Office 365 services for Canada
Figure 1: Office 365 Services for Canada (image credit: Tony Redmond)

Microsoft’s internal datacenter network is designed to cope with failures too, so if a major physical incident happens (like an explosion at a datacenter) traffic would be routed to a surviving datacenter and service would resume from there.

If Disaster Strikes, What Happens Next?

Getting back to disaster recovery, a more pertinent question is if a disaster happened to stop Office 365 delivering service to customers for extended periods (more than two days), what could those customers do? The answer is “not a lot.”

You might have backups of Exchange and SharePoint data, but where do you restore the data to?

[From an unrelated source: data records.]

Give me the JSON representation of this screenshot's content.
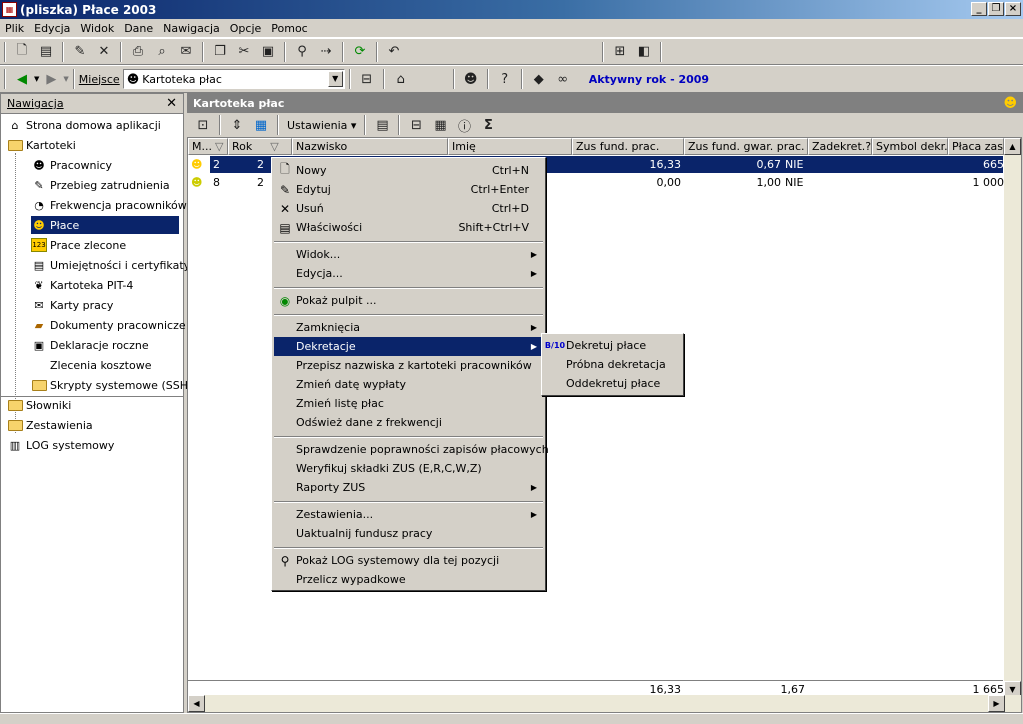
{
  "window": {
    "title": "(pliszka)  Płace 2003"
  },
  "menu": [
    "Plik",
    "Edycja",
    "Widok",
    "Dane",
    "Nawigacja",
    "Opcje",
    "Pomoc"
  ],
  "location": {
    "label": "Miejsce",
    "value": "Kartoteka płac",
    "active_year": "Aktywny rok - 2009"
  },
  "nav": {
    "title": "Nawigacja",
    "items": [
      {
        "label": "Strona domowa aplikacji",
        "icon": "home-icon"
      },
      {
        "label": "Kartoteki",
        "icon": "folder-open-icon"
      },
      {
        "label": "Pracownicy",
        "icon": "people-icon"
      },
      {
        "label": "Przebieg zatrudnienia",
        "icon": "history-icon"
      },
      {
        "label": "Frekwencja pracowników",
        "icon": "attendance-icon"
      },
      {
        "label": "Płace",
        "icon": "payroll-icon"
      },
      {
        "label": "Prace zlecone",
        "icon": "counter-icon"
      },
      {
        "label": "Umiejętności i certyfikaty",
        "icon": "certificate-icon"
      },
      {
        "label": "Kartoteka PIT-4",
        "icon": "tax-icon"
      },
      {
        "label": "Karty pracy",
        "icon": "card-icon"
      },
      {
        "label": "Dokumenty pracownicze",
        "icon": "documents-icon"
      },
      {
        "label": "Deklaracje roczne",
        "icon": "declaration-icon"
      },
      {
        "label": "Zlecenia kosztowe",
        "icon": ""
      },
      {
        "label": "Skrypty systemowe (SSH)",
        "icon": "folder-icon"
      },
      {
        "label": "Słowniki",
        "icon": "folder-icon"
      },
      {
        "label": "Zestawienia",
        "icon": "folder-icon"
      },
      {
        "label": "LOG systemowy",
        "icon": "log-icon"
      }
    ]
  },
  "main": {
    "title": "Kartoteka płac",
    "settings_label": "Ustawienia",
    "sigma": "Σ",
    "columns": [
      "M...",
      "Rok",
      "Nazwisko",
      "Imię",
      "Zus fund. prac.",
      "Zus fund. gwar. prac.",
      "Zadekret.?",
      "Symbol dekr...",
      "Płaca zasa"
    ],
    "rows": [
      {
        "m": "2",
        "rok": "2",
        "zus_prac": "16,33",
        "zus_gwar": "0,67",
        "zadekret": "NIE",
        "placa": "665"
      },
      {
        "m": "8",
        "rok": "2",
        "zus_prac": "0,00",
        "zus_gwar": "1,00",
        "zadekret": "NIE",
        "placa": "1 000"
      }
    ],
    "totals": {
      "zus_prac": "16,33",
      "zus_gwar": "1,67",
      "placa": "1 665"
    }
  },
  "context_menu": [
    {
      "label": "Nowy",
      "shortcut": "Ctrl+N",
      "icon": "new-icon"
    },
    {
      "label": "Edytuj",
      "shortcut": "Ctrl+Enter",
      "icon": "edit-icon"
    },
    {
      "label": "Usuń",
      "shortcut": "Ctrl+D",
      "icon": "delete-icon"
    },
    {
      "label": "Właściwości",
      "shortcut": "Shift+Ctrl+V",
      "icon": "properties-icon"
    },
    {
      "label": "Widok...",
      "submenu": true
    },
    {
      "label": "Edycja...",
      "submenu": true
    },
    {
      "label": "Pokaż pulpit ...",
      "icon": "desktop-icon"
    },
    {
      "label": "Zamknięcia",
      "submenu": true
    },
    {
      "label": "Dekretacje",
      "submenu": true
    },
    {
      "label": "Przepisz nazwiska z kartoteki pracowników"
    },
    {
      "label": "Zmień datę wypłaty"
    },
    {
      "label": "Zmień listę płac"
    },
    {
      "label": "Odśwież dane z frekwencji"
    },
    {
      "label": "Sprawdzenie poprawności zapisów płacowych"
    },
    {
      "label": "Weryfikuj składki ZUS (E,R,C,W,Z)"
    },
    {
      "label": "Raporty ZUS",
      "submenu": true
    },
    {
      "label": "Zestawienia...",
      "submenu": true
    },
    {
      "label": "Uaktualnij fundusz pracy"
    },
    {
      "label": "Pokaż LOG systemowy dla tej pozycji",
      "icon": "search-icon"
    },
    {
      "label": "Przelicz wypadkowe"
    }
  ],
  "submenu_dekretacje": [
    {
      "label": "Dekretuj płace",
      "icon": "decree-icon"
    },
    {
      "label": "Próbna dekretacja"
    },
    {
      "label": "Oddekretuj płace"
    }
  ]
}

On-premises systems aren’t waiting to swing into action when cloud disasters occur, and anyway, some apps don’t work on-premises (Teams, Planner, Yammer) and some cloud features aren’t supported in their on-premises counterparts (like Exchange expanding archives). And given the amount of data now present in cloud Exchange mailboxes and SharePoint libraries, could you restore to on-premises servers in any reasonable time?

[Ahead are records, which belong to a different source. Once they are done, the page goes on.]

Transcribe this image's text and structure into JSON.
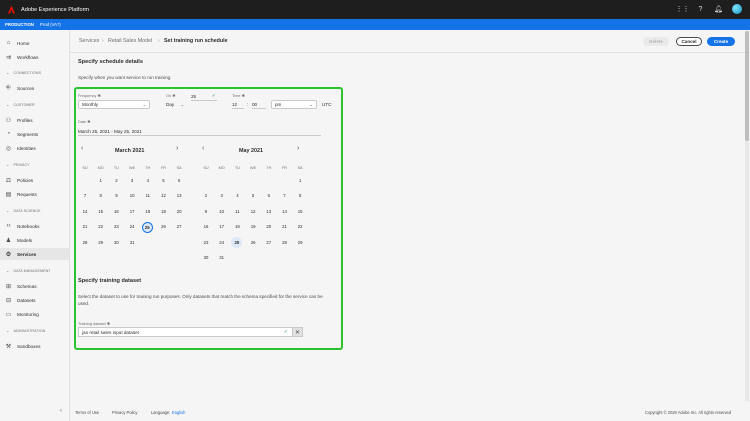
{
  "topbar": {
    "title": "Adobe Experience Platform"
  },
  "env": {
    "label": "PRODUCTION",
    "sandbox": "Prod (VA7)"
  },
  "sidebar": {
    "items": [
      {
        "label": "Home",
        "icon": "home-icon",
        "glyph": "⌂"
      },
      {
        "label": "Workflows",
        "icon": "workflow-icon",
        "glyph": "⇉"
      },
      {
        "label": "Sources",
        "icon": "sources-icon",
        "glyph": "⎆"
      },
      {
        "label": "Profiles",
        "icon": "user-icon",
        "glyph": "👤"
      },
      {
        "label": "Segments",
        "icon": "segment-icon",
        "glyph": "◔"
      },
      {
        "label": "Identities",
        "icon": "identity-icon",
        "glyph": "◎"
      },
      {
        "label": "Policies",
        "icon": "policy-icon",
        "glyph": "⚖"
      },
      {
        "label": "Requests",
        "icon": "request-icon",
        "glyph": "▤"
      },
      {
        "label": "Notebooks",
        "icon": "notebook-icon",
        "glyph": "‹›"
      },
      {
        "label": "Models",
        "icon": "model-icon",
        "glyph": "♟"
      },
      {
        "label": "Services",
        "icon": "services-icon",
        "glyph": "⚙"
      },
      {
        "label": "Schemas",
        "icon": "schema-icon",
        "glyph": "⊞"
      },
      {
        "label": "Datasets",
        "icon": "dataset-icon",
        "glyph": "⊟"
      },
      {
        "label": "Monitoring",
        "icon": "monitor-icon",
        "glyph": "▭"
      },
      {
        "label": "Sandboxes",
        "icon": "sandbox-icon",
        "glyph": "⚒"
      }
    ],
    "sections": [
      "CONNECTIONS",
      "CUSTOMER",
      "PRIVACY",
      "DATA SCIENCE",
      "DATA MANAGEMENT",
      "ADMINISTRATION"
    ],
    "active": "Services"
  },
  "breadcrumb": {
    "items": [
      "Services",
      "Retail Sales Model"
    ],
    "current": "Set training run schedule"
  },
  "actions": {
    "delete": "Delete",
    "cancel": "Cancel",
    "create": "Create"
  },
  "schedule": {
    "title": "Specify schedule details",
    "subtitle": "Specify when you want service to run training.",
    "frequency_label": "Frequency ✱",
    "frequency_value": "Monthly",
    "on_label": "On ✱",
    "on_unit": "Day",
    "on_value": "25",
    "time_label": "Time ✱",
    "time_hour": "12",
    "time_min": "00",
    "time_ampm": "pm",
    "timezone": "UTC",
    "date_label": "Date ✱",
    "date_range": "March 25, 2021 - May 25, 2021"
  },
  "calendar": {
    "weekdays": [
      "SU",
      "MO",
      "TU",
      "WE",
      "TH",
      "FR",
      "SA"
    ],
    "months": [
      {
        "title": "March 2021",
        "first_dow": 1,
        "days": 31,
        "selected": 25
      },
      {
        "title": "May 2021",
        "first_dow": 6,
        "days": 31,
        "selected": 25
      }
    ]
  },
  "dataset": {
    "title": "Specify training dataset",
    "description": "Select the dataset to use for training run purposes. Only datasets that match the schema specified for the service can be used.",
    "label": "Training dataset ✱",
    "value": "jan retail sales input dataset"
  },
  "footer": {
    "terms": "Terms of Use",
    "privacy": "Privacy Policy",
    "language_label": "Language:",
    "language": "English",
    "copyright": "Copyright © 2020 Adobe Inc. All rights reserved"
  },
  "colors": {
    "accent": "#1473e6",
    "highlight": "#2ec12e",
    "success": "#268e6c"
  }
}
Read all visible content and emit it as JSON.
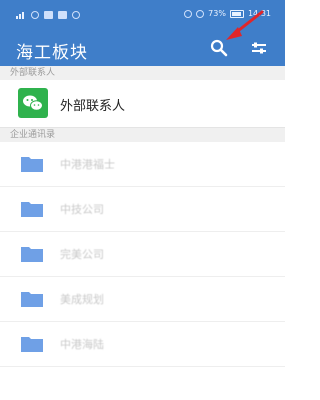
{
  "status_bar": {
    "battery": "73%",
    "time": "14:31"
  },
  "app_bar": {
    "title": "海工板块"
  },
  "sections": {
    "external": "外部联系人",
    "enterprise": "企业通讯录"
  },
  "contact": {
    "label": "外部联系人"
  },
  "folders": [
    {
      "label": "中港港福士"
    },
    {
      "label": "中技公司"
    },
    {
      "label": "完美公司"
    },
    {
      "label": "美成规划"
    },
    {
      "label": "中港海陆"
    }
  ],
  "colors": {
    "header_blue": "#3f7ec9",
    "wechat_green": "#2fb24d",
    "folder_blue": "#6fa0e6",
    "annotation_red": "#e0262a"
  },
  "icons": {
    "search": "search-icon",
    "filter": "sliders-icon",
    "wechat": "wechat-icon",
    "folder": "folder-icon",
    "annotation": "red-arrow-annotation"
  }
}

Switching to Another Service

If disaster happened, could you switch to another cloud service, like Google G Suite? Migration products do exist, but you’re going to be limited to basic email, calendar, contacts, and documents. Don’t even think about Teams, Office 365 Groups, Planner, or Yammer. Migrations are expensive, time-consuming, and complex, and moving from Office 365 to G Suite won’t happen overnight. You could sign up with Google to restore “dial-tone” services to users while you figure out the migration in the background, but is that any easier than waiting for Microsoft to fix whatever problem caused you to think about switching?

The horrible thing is that once you sign up with a cloud service like Office 365 or G Suite, you hand most operational responsibility over to the service provider. That includes coping with disasters. Unless you’re willing to take your data out of the cloud service and move it elsewhere, all you can do when problems happen is cope as best you can and hope that the service provider restores full operation speedily. As it happens, they have a good record in this respect.

Disasters and Clouds

Don’t confuse data retention with disaster recovery. Good retention practice solves some problems, like users messing up when they delete documents, but it won’t help you recover from an Office 365 disaster because your data is in the affected service and you can’t get to it until service resumes. Even if you have a copy, where can you restore it to? It’s a thought worth considering.